Cato Journal

Cato Journal

Spring/Summer 2002


Review of "Free Trade Today"
By Dan Griswold



Free Trade Today
Jagdish Bhagwati
Princeton and Oxford: Princeton University Press, 2002, 128 pp.

None of the usual jokes about economists apply to Jagdish Bhagwati. The Columbia University professor is as personable, charming, and provocative in print as he is in person, and all those attributes shine through in his new book, Free Trade Today.

Bhagwati's latest book is based on three lectures he delivered recently at the Stockholm School of Economics. That is the same venue where he gave another series of lectures on trade in the late 1980s that became the book Protectionism, a minor classic in the bibliography of free trade.
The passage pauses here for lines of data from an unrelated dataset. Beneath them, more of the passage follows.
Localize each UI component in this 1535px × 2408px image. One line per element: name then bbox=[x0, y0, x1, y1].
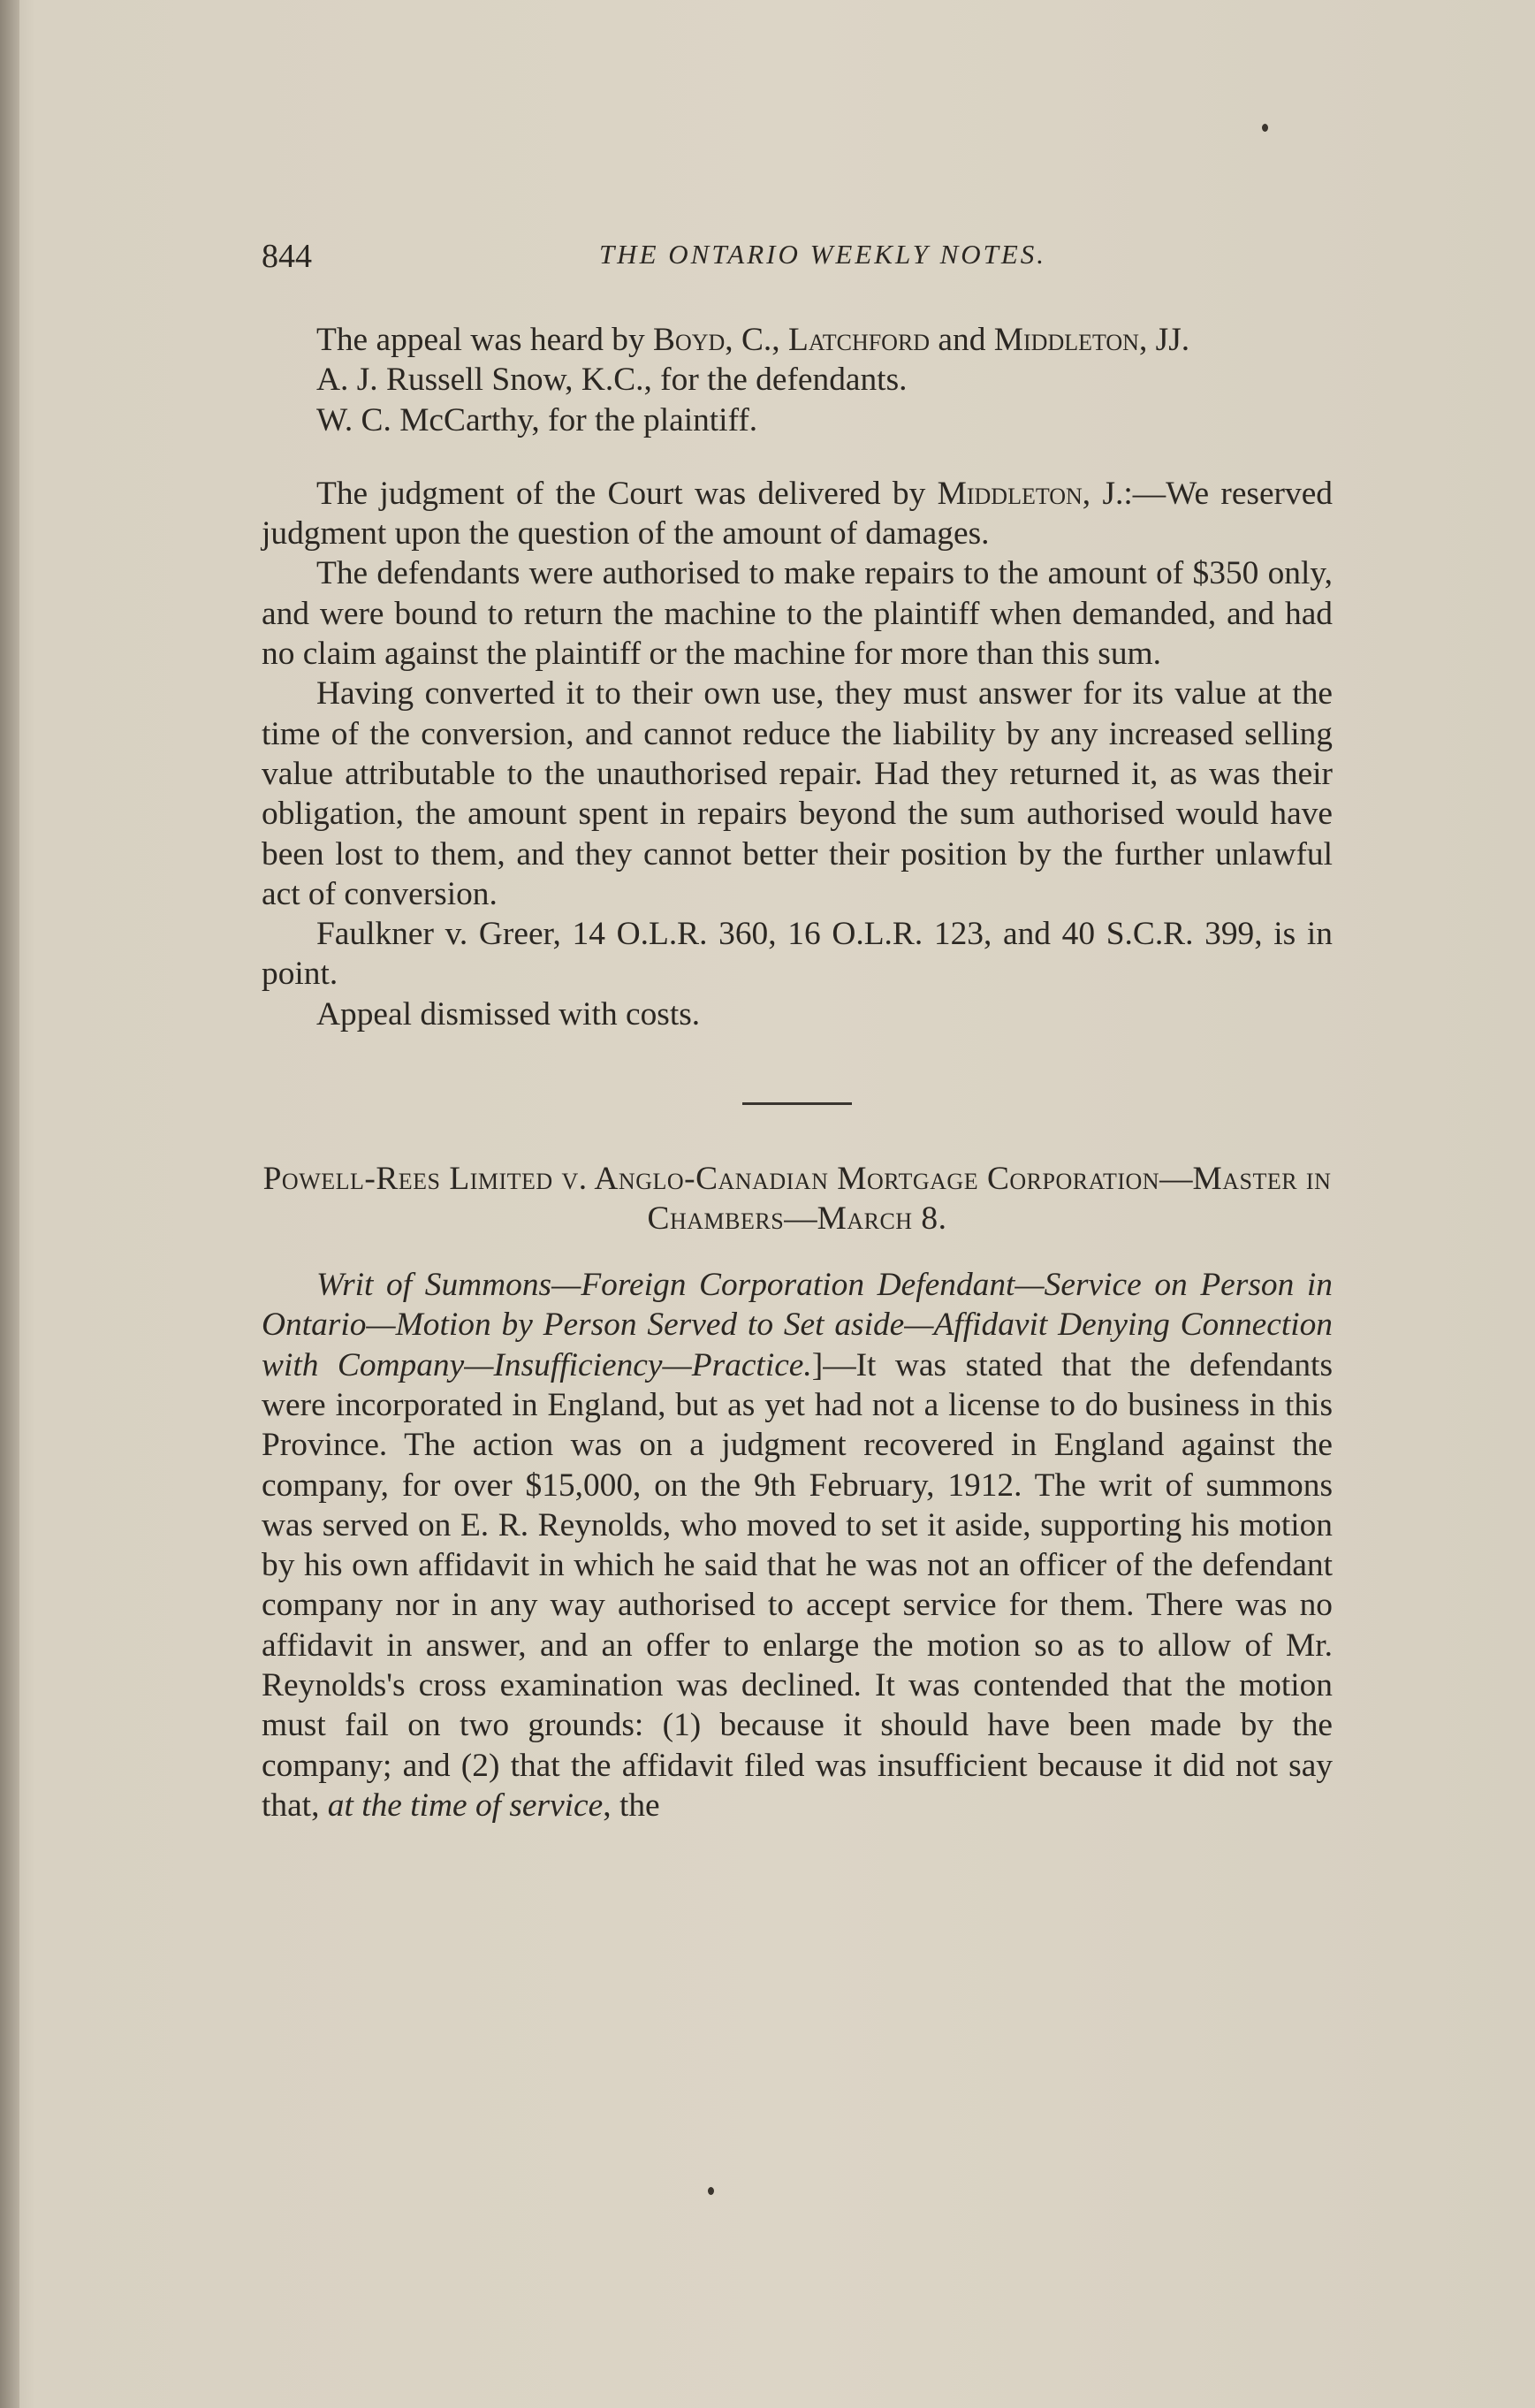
running-head: THE ONTARIO WEEKLY NOTES. bbox=[598, 239, 1047, 270]
hearing-line: The appeal was heard by Boyd, C., Latchford and Middleton, JJ. bbox=[316, 322, 1190, 358]
headnote-text: Writ of Summons—Foreign Corporation Defendant—Service on Person in Ontario—Motion by Person Served to Set aside—Affidavit Denying Connection with Company—Insufficiency—Practice. bbox=[262, 1267, 1333, 1383]
counsel-line: W. C. McCarthy, for the plaintiff. bbox=[316, 401, 758, 438]
headnote-paragraph: Writ of Summons—Foreign Corporation Defendant—Service on Person in Ontario—Motion by Person Served to Set aside—Affidavit Denying Connection with Company—Insufficiency—Practice.]—It was stated that the defendants were incorporated in England, but as yet had not a license to do business in this Province. The action was on a judgment recovered in England against the company, for over $15,000, on the 9th February, 1912. The writ of summons was served on E. R. Reynolds, who moved to set it aside, supporting his motion by his own affidavit in which he said that he was not an officer of the defendant company nor in any way authorised to accept service for them. There was no affidavit in answer, and an offer to enlarge the motion so as to allow of Mr. Reynolds's cross examination was declined. It was contended that the motion must fail on two grounds: (1) because it should have been made by the company; and (2) that the affidavit filed was insufficient because it did not say that, at the time of service, the bbox=[262, 1267, 1333, 1824]
case-title: Powell-Rees Limited v. Anglo-Canadian Mortgage Corporation—Master in Chambers—March 8. bbox=[262, 1161, 1332, 1238]
paragraph: Having converted it to their own use, they must answer for its value at the time of the conversion, and cannot reduce the liability by any increased selling value attributable to the unauthorised repair. Had they returned it, as was their obligation, the amount spent in repairs beyond the sum authorised would have been lost to them, and they cannot better their position by the further unlawful act of conversion. bbox=[262, 675, 1333, 912]
page-header bbox=[262, 237, 1313, 281]
judgment-paragraph: The judgment of the Court was delivered by Middleton, J.:—We reserved judgment upon the question of the amount of damages. bbox=[262, 475, 1333, 552]
ink-speck bbox=[708, 2187, 714, 2195]
citation-paragraph: Faulkner v. Greer, 14 O.L.R. 360, 16 O.L.R. 123, and 40 S.C.R. 399, is in point. bbox=[262, 916, 1333, 993]
paragraph: The defendants were authorised to make repairs to the amount of $350 only, and were bound to return the machine to the plaintiff when demanded, and had no claim against the plaintiff or the machine for more than this sum. bbox=[262, 555, 1333, 673]
section-divider bbox=[742, 1102, 852, 1105]
counsel-line: A. J. Russell Snow, K.C., for the defendants. bbox=[316, 362, 908, 399]
body-text bbox=[262, 320, 1333, 1825]
judge-name: Middleton bbox=[937, 475, 1083, 512]
book-spine-shadow bbox=[0, 0, 19, 2408]
judge-name: Middleton bbox=[993, 322, 1139, 358]
judge-name: Boyd bbox=[653, 322, 726, 358]
page-number: 844 bbox=[262, 238, 312, 275]
judge-name: Latchford bbox=[787, 322, 931, 358]
ink-speck bbox=[1262, 124, 1268, 132]
disposition-line: Appeal dismissed with costs. bbox=[316, 995, 701, 1033]
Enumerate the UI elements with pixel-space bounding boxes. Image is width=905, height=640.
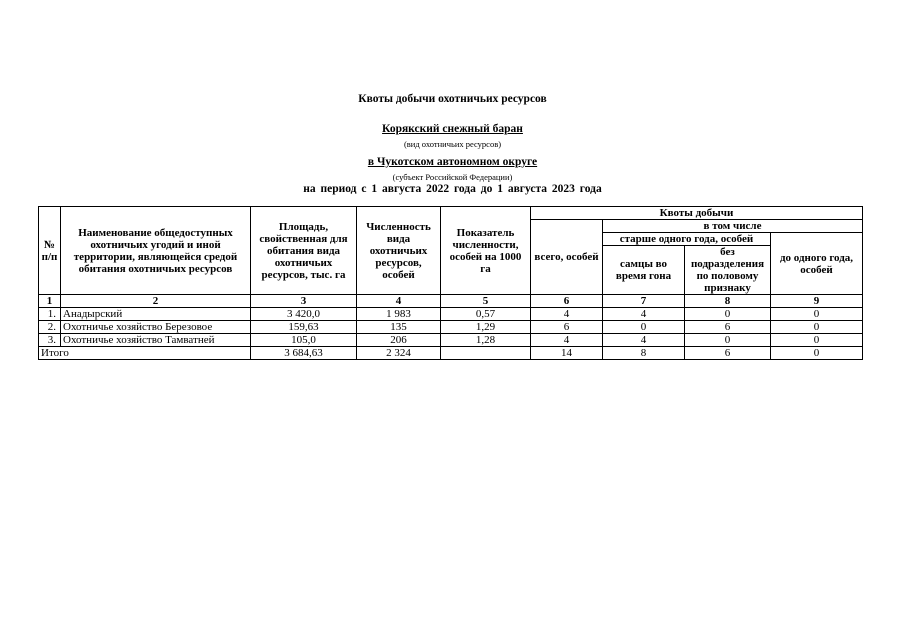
area-cell: 159,63 bbox=[251, 321, 357, 334]
header-total: всего, особей bbox=[531, 220, 603, 295]
under-one-cell: 0 bbox=[771, 334, 863, 347]
total-row bbox=[39, 347, 863, 360]
header-no-sex: без подразделения по половому признаку bbox=[685, 246, 771, 295]
header-quotas: Квоты добычи bbox=[531, 207, 863, 220]
under-one-cell: 0 bbox=[771, 321, 863, 334]
males-total: 8 bbox=[603, 347, 685, 360]
population-cell: 1 983 bbox=[357, 308, 441, 321]
no-sex-cell: 0 bbox=[685, 334, 771, 347]
area-cell: 105,0 bbox=[251, 334, 357, 347]
header-population: Численность вида охотничьих ресурсов, особей bbox=[357, 207, 441, 295]
row-number: 1. bbox=[39, 308, 61, 321]
under-one-total: 0 bbox=[771, 347, 863, 360]
population-cell: 206 bbox=[357, 334, 441, 347]
population-cell: 135 bbox=[357, 321, 441, 334]
density-cell: 0,57 bbox=[441, 308, 531, 321]
table-row bbox=[39, 308, 863, 321]
no-sex-total: 6 bbox=[685, 347, 771, 360]
males-cell: 4 bbox=[603, 334, 685, 347]
column-number: 3 bbox=[251, 295, 357, 308]
period: на период с 1 августа 2022 года до 1 августа 2023 года bbox=[303, 183, 602, 195]
table-row bbox=[39, 334, 863, 347]
column-number: 8 bbox=[685, 295, 771, 308]
under-one-cell: 0 bbox=[771, 308, 863, 321]
total-cell: 4 bbox=[531, 334, 603, 347]
region-name: в Чукотском автономном округе bbox=[367, 156, 538, 168]
document-title: Квоты добычи охотничьих ресурсов bbox=[358, 93, 547, 105]
column-number: 9 bbox=[771, 295, 863, 308]
territory-name: Анадырский bbox=[61, 308, 251, 321]
header-under-one: до одного года, особей bbox=[771, 233, 863, 295]
total-label: Итого bbox=[39, 347, 251, 360]
density-cell: 1,29 bbox=[441, 321, 531, 334]
column-number: 5 bbox=[441, 295, 531, 308]
table-row bbox=[39, 321, 863, 334]
column-number: 7 bbox=[603, 295, 685, 308]
header-num: № п/п bbox=[39, 207, 61, 295]
territory-name: Охотничье хозяйство Тамватней bbox=[61, 334, 251, 347]
column-number: 2 bbox=[61, 295, 251, 308]
header-older: старше одного года, особей bbox=[603, 233, 771, 246]
species-caption: (вид охотничьих ресурсов) bbox=[403, 139, 502, 149]
header-including: в том числе bbox=[603, 220, 863, 233]
header-males: самцы во время гона bbox=[603, 246, 685, 295]
area-total: 3 684,63 bbox=[251, 347, 357, 360]
column-numbers-row bbox=[39, 295, 863, 308]
total-cell: 4 bbox=[531, 308, 603, 321]
row-number: 2. bbox=[39, 321, 61, 334]
no-sex-cell: 6 bbox=[685, 321, 771, 334]
territory-name: Охотничье хозяйство Березовое bbox=[61, 321, 251, 334]
column-number: 6 bbox=[531, 295, 603, 308]
total-cell: 6 bbox=[531, 321, 603, 334]
region-caption: (субъект Российской Федерации) bbox=[392, 172, 513, 182]
area-cell: 3 420,0 bbox=[251, 308, 357, 321]
population-total: 2 324 bbox=[357, 347, 441, 360]
column-number: 4 bbox=[357, 295, 441, 308]
quota-table bbox=[38, 206, 863, 360]
species-name: Корякский снежный баран bbox=[382, 123, 523, 135]
column-number: 1 bbox=[39, 295, 61, 308]
header-density: Показатель численности, особей на 1000 га bbox=[441, 207, 531, 295]
quota-total: 14 bbox=[531, 347, 603, 360]
header-name: Наименование общедоступных охотничьих угодий и иной территории, являющейся средой обитания охотничьих ресурсов bbox=[61, 207, 251, 295]
header-area: Площадь, свойственная для обитания вида охотничьих ресурсов, тыс. га bbox=[251, 207, 357, 295]
density-total bbox=[441, 347, 531, 360]
density-cell: 1,28 bbox=[441, 334, 531, 347]
males-cell: 0 bbox=[603, 321, 685, 334]
males-cell: 4 bbox=[603, 308, 685, 321]
no-sex-cell: 0 bbox=[685, 308, 771, 321]
row-number: 3. bbox=[39, 334, 61, 347]
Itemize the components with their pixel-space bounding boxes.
This new book, Bhagwati tells us in the preface, is "a sequel to Protectionism, an equally short, accessible, wide-ranging work that brings the case for free trade to the skeptics and the critics today."

In the first section of the book, Bhagwati explains why free trade is still the first best policy despite two centuries of theoretical challenges. Economists have known since the 1840s that a nation can improve its welfare, in theory at least, by deviating from free trade. If a nation has enough weight in international markets, it can (in theory) force down global prices with a tariff, extracting more producer and revenue gain from the rest of the world than it gives up in lost efficiency or consumer welfare. Or it can (again, in theory) nurture "infant industries" behind a tariff wall to reap greater productivity gains later. In more recent years, we discovered "strategic trade policy," the idea that a country could (once again, in theory) benefit by protecting a strategic industry that could then bring home monopoly profits in the global marketplace.